Net1 Acquires Remaining Shares in Masterpayment and Finalizes Earn-out Purchase ConsiderationJohannesburg, June 17, 2016 – Net 1 UEPS Technologies, Inc. (“Net1” or the “Company”) (NasdaqGS: UEPS; JSE: NT1) today announced that it exercised its option to acquire the remaining 40% of Masterpayment AG (“Masterpayment”), a specialist payment services processor based in Munich, Germany, and finalized the earn-out purchase consideration related to the transaction concluded in April 2016. Net1 now owns 100% of Masterpayment, having acquired 60% of Masterpayment in April 2016.

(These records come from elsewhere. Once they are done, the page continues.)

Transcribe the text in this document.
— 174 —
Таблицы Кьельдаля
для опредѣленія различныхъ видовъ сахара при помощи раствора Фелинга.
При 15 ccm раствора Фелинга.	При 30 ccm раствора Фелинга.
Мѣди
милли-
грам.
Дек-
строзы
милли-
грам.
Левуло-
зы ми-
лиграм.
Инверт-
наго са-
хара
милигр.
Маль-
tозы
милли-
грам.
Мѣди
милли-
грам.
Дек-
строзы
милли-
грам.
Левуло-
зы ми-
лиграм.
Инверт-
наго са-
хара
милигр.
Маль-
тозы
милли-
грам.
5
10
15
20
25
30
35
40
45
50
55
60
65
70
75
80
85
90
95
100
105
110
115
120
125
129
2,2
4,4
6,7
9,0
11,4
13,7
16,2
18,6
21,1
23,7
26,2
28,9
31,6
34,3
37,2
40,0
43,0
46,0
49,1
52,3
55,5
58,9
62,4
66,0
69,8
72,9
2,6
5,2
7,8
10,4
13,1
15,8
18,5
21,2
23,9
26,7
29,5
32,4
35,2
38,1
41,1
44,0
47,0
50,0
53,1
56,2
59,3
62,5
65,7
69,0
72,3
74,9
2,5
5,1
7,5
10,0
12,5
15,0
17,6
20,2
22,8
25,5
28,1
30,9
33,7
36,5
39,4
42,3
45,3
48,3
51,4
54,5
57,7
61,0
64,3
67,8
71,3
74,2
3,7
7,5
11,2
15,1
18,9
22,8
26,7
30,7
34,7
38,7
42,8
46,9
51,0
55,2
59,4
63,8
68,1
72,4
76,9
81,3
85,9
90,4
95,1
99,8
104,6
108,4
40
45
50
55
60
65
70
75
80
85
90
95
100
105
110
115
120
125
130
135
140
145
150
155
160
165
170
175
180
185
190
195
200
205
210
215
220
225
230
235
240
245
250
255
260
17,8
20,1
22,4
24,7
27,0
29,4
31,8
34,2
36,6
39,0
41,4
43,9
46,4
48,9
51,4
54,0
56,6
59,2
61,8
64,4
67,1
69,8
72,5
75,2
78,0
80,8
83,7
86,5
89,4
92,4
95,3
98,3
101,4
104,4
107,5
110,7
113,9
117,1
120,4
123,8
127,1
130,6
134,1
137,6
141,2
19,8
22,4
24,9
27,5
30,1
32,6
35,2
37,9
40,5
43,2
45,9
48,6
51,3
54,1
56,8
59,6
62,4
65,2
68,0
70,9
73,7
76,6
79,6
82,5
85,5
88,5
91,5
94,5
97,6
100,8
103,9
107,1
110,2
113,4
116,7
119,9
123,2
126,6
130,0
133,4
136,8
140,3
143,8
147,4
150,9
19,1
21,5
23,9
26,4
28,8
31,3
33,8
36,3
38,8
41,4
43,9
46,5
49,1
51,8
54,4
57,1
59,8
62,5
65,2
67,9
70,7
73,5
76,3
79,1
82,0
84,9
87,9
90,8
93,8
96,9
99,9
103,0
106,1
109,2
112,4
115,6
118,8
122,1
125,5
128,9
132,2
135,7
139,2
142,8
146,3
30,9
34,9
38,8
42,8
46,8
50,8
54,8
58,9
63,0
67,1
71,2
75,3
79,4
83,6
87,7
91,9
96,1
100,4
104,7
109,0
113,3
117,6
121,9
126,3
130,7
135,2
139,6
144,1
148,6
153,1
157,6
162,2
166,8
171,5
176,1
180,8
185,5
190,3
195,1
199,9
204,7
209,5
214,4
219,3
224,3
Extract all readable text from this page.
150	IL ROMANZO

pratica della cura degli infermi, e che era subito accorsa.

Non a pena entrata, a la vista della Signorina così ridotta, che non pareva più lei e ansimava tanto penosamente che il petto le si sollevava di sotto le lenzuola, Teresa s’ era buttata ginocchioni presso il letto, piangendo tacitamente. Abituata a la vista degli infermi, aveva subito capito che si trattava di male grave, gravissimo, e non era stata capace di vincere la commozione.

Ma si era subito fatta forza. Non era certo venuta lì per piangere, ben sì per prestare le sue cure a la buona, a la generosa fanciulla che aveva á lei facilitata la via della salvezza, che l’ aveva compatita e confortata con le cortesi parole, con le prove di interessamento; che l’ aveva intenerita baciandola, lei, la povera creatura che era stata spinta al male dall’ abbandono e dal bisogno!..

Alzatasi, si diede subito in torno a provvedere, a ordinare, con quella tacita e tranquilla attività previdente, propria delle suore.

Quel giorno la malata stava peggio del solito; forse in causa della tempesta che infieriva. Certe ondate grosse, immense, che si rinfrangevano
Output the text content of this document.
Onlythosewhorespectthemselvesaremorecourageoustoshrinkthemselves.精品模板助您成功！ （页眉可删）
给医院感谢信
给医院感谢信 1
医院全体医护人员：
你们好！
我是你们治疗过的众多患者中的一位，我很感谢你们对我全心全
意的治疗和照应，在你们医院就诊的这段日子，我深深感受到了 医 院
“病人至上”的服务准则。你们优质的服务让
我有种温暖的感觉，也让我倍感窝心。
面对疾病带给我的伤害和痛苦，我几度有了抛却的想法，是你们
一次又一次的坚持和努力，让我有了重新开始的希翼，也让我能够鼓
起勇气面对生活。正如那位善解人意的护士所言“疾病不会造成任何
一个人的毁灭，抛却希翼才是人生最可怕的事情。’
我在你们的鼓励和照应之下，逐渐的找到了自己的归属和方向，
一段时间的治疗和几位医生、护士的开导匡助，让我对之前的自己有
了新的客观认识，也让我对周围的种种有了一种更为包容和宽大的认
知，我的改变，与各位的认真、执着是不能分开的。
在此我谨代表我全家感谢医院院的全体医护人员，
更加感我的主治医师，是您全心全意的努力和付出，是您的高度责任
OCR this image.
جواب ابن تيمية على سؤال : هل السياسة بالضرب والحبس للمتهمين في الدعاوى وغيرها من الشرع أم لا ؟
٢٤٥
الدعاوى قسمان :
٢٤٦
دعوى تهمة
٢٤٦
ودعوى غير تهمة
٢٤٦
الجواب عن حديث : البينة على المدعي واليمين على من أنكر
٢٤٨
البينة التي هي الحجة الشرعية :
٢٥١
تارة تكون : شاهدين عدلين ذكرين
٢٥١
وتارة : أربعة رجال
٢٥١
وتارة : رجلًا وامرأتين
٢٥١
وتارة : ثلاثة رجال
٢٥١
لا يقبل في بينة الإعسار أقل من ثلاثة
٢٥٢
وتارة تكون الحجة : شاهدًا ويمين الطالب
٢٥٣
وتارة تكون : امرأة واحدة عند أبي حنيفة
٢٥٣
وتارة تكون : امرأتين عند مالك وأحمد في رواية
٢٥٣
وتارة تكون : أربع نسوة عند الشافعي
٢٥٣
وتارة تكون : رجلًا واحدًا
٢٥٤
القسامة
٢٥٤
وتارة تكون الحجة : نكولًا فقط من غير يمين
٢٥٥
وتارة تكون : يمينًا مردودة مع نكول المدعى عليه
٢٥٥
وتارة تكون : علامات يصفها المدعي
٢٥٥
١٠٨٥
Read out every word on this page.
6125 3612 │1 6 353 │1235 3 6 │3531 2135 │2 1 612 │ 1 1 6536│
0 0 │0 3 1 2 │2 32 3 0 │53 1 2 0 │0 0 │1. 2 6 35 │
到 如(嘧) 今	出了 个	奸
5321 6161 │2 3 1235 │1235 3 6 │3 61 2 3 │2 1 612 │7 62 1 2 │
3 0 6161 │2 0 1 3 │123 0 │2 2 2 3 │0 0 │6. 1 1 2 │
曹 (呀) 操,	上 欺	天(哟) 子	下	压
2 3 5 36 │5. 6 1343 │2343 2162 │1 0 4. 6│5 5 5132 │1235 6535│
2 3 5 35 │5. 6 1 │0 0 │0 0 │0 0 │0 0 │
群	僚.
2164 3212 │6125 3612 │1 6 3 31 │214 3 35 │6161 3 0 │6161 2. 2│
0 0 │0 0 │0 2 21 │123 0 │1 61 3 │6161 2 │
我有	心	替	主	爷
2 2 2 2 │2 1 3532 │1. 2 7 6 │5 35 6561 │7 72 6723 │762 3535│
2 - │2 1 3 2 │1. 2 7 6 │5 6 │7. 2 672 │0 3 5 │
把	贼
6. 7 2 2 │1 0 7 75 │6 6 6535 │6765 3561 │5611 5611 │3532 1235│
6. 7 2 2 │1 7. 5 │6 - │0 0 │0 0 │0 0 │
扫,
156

“We believe there is an opportunity to accelerate the wider implementation of Masterpayment’s business model across carefully selected markets,” said Serge Belamant, Chairman and CEO of Net1.

“We therefore decided to acquire the remaining 40% shareholding to ensure that the Masterpayment management team can be completely focused on the implementation of this strategy. As part of this transaction, Masterpayment’s executive management have committed to five year employment agreements, including variable compensation aligned with the delivery of our strategic plan. We have committed to provide Masterpayment with the additional working capital required to drive the considerable expansion of their business activities over the next eighteen months, and we expect these initiatives to contribute meaningfully to our operating results during the 2018 fiscal year,” he concluded.

About Net1 (

Net1 is a leading provider of alternative payment systems that leverage its Universal Electronic Payment System (“UEPS”) or utilize its proprietary mobile technologies. The Company operates market-leading payment processors in South Africa and the Republic of Korea. Through Transact24, Net1 offers debit, credit and prepaid processing and issuing services for Visa, MasterCard and China UnionPay in China and other territories across Asia-Pacific, Europe and Africa, and the United States. Through Masterpayment, Net1 provides payment processing and enables working capital financing in Europe.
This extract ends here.